Ebert And Roeper Leave At The Movies
It’s the end of an era. The LA Times reports that both Roger Ebert and Richard Roeper are terminating their relationship with their weekly syndicated, movie review program At the Movies. Roeper announced his departure on last week’s show, and now Ebert has followed suit.
It sounds like what was going on here was more than simply a question of salary in contract negotiations. Word is that Disney wanted to radically change the program, push it away from a serious movie review format to turning it into another vapid clone of Entertainment Tonight. Roeper and Ebert wanted no part of it, and good for them.

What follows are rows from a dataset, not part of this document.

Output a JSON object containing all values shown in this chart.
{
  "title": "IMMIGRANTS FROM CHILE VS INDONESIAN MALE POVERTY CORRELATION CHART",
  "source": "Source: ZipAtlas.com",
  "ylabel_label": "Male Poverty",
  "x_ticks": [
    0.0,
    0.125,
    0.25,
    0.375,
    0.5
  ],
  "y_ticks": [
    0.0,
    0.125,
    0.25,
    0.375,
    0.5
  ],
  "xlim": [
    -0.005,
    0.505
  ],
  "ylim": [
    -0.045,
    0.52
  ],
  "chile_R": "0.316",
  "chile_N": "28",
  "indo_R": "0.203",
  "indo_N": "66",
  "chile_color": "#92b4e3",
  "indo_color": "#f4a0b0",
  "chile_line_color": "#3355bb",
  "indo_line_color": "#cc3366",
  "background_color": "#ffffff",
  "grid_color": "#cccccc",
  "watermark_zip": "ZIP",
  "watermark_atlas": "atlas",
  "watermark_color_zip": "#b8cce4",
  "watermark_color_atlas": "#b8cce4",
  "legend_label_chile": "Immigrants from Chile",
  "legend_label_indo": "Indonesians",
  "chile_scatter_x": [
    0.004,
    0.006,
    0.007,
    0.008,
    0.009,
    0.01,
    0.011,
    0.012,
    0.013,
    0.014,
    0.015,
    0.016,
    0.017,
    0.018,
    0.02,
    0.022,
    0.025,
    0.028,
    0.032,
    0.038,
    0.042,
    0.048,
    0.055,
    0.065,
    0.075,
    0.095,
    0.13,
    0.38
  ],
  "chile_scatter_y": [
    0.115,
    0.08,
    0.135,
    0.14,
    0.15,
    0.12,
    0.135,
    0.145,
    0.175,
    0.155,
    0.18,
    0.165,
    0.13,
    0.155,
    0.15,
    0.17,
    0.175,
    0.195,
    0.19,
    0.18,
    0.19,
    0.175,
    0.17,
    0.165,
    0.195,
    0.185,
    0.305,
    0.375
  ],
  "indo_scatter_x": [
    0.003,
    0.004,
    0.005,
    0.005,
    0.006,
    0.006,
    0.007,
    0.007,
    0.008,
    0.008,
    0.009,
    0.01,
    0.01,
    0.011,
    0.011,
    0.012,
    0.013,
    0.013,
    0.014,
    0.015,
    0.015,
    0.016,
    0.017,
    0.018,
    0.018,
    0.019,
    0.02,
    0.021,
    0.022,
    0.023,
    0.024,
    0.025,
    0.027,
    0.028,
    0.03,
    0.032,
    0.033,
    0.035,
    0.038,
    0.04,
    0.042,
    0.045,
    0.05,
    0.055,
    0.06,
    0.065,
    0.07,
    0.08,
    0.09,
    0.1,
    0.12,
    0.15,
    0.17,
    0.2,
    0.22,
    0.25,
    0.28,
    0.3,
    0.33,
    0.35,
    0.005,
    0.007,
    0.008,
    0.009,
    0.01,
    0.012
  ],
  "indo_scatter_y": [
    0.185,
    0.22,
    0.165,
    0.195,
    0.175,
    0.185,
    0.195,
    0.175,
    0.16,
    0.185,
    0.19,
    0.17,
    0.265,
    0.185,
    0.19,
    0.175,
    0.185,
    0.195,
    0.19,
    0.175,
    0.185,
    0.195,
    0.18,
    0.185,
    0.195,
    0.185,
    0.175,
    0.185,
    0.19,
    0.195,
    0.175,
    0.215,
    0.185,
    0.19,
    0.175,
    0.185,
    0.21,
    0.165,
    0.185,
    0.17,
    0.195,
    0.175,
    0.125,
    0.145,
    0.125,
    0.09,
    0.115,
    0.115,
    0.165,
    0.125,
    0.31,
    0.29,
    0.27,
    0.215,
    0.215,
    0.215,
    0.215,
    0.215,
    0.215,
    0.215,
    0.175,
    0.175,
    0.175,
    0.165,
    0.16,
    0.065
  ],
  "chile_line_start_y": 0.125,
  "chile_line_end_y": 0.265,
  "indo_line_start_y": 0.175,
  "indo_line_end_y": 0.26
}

It’s depressing times for movie fans though. This is after all, the show that put film criticism on the map here in America. Siskel and Ebert blazed a trail decades ago, and Ebert & Roeper, and lately Roeper & whoever continued it. I guess this was inevitable. Ebert’s health has continued to get worse, and any hope that he might return to the show vanished a long time ago. Without his name in the title, despite Roeper’s best efforts, it just wasn’t the same show anymore anyway. It was time.
It’s unknown whether the show will continue with a different group of hosts. Michael Phillips has become the regular Ebert fill in on the show, perhaps they’d throw it to him or one of the other recent Ebert fill-ins like Dallas’s own Robert Wolanski. Personally, I hope not. Let it die, rather than sullying the At The Movies name by turning it into another awful Access Hollywood.